Death can, however, be unexpected. So can a diagnosis or a realization of death’s inevitability. With this in mind, what might your relationship with death look like? Tisdale writes: “I want to meet death with curiosity and willingness. What do you want to do? Do you want to meet death with devotion, love, a sense of adventure, or do you want to rage against the failing light? Cultivate those qualities now. Master them.”

Tisdale is as plainspoken about grief as she is about the process of moving toward death. This, too, is refreshing. “No one tells you that grief is like a long march in bad weather,” she writes, but she tells the reader many things about the way that death is disorienting. The person you were, who knew the rhythms of daily life with the person who is dead, dies as well. Part of grieving is figuring out how to find your way through days with a different construct.
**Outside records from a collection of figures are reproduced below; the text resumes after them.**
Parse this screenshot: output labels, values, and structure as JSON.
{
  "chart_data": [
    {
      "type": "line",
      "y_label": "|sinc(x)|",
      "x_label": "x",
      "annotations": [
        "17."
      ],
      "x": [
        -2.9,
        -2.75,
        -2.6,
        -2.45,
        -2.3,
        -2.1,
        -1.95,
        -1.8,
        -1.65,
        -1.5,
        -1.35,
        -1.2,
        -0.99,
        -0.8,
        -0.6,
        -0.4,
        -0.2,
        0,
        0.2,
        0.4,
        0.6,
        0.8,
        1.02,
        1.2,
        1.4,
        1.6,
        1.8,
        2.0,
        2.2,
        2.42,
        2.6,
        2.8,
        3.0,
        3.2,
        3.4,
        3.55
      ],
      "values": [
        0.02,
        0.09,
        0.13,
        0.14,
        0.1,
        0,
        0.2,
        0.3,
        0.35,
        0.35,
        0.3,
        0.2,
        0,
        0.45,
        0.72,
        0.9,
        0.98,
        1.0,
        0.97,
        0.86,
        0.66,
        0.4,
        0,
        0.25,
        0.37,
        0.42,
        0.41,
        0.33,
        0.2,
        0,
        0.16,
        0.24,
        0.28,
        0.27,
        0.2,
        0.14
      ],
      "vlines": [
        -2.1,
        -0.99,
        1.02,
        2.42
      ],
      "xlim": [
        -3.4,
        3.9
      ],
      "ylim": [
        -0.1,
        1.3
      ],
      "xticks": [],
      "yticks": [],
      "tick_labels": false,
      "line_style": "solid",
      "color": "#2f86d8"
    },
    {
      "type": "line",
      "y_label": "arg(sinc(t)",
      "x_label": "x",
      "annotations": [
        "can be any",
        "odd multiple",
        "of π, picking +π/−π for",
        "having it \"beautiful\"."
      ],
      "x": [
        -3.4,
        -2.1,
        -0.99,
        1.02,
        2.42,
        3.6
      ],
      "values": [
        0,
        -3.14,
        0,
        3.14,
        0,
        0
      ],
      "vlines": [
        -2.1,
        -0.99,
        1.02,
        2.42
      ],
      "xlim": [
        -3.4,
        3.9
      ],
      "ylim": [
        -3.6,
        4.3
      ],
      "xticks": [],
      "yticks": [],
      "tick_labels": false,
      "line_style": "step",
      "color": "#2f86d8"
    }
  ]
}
Perhaps most important is realizing that there is not a “right” way to grieve, and that grief may take unexpected shapes. Against the common attitude that grief is something you just “deal with” and “get past”, Tisdale offers some scientific evidence that grief is large and luminous. MRI scans show that unlike emotions that only light up one sector of the brain, grief is everywhere: in parts of the brain that deal with metabolism, visual images, and memory, among others. Rethinking attitudes toward death and dying may also bring about a shift in attitudes toward grieving, another way to make the difficult work of death a bit easier.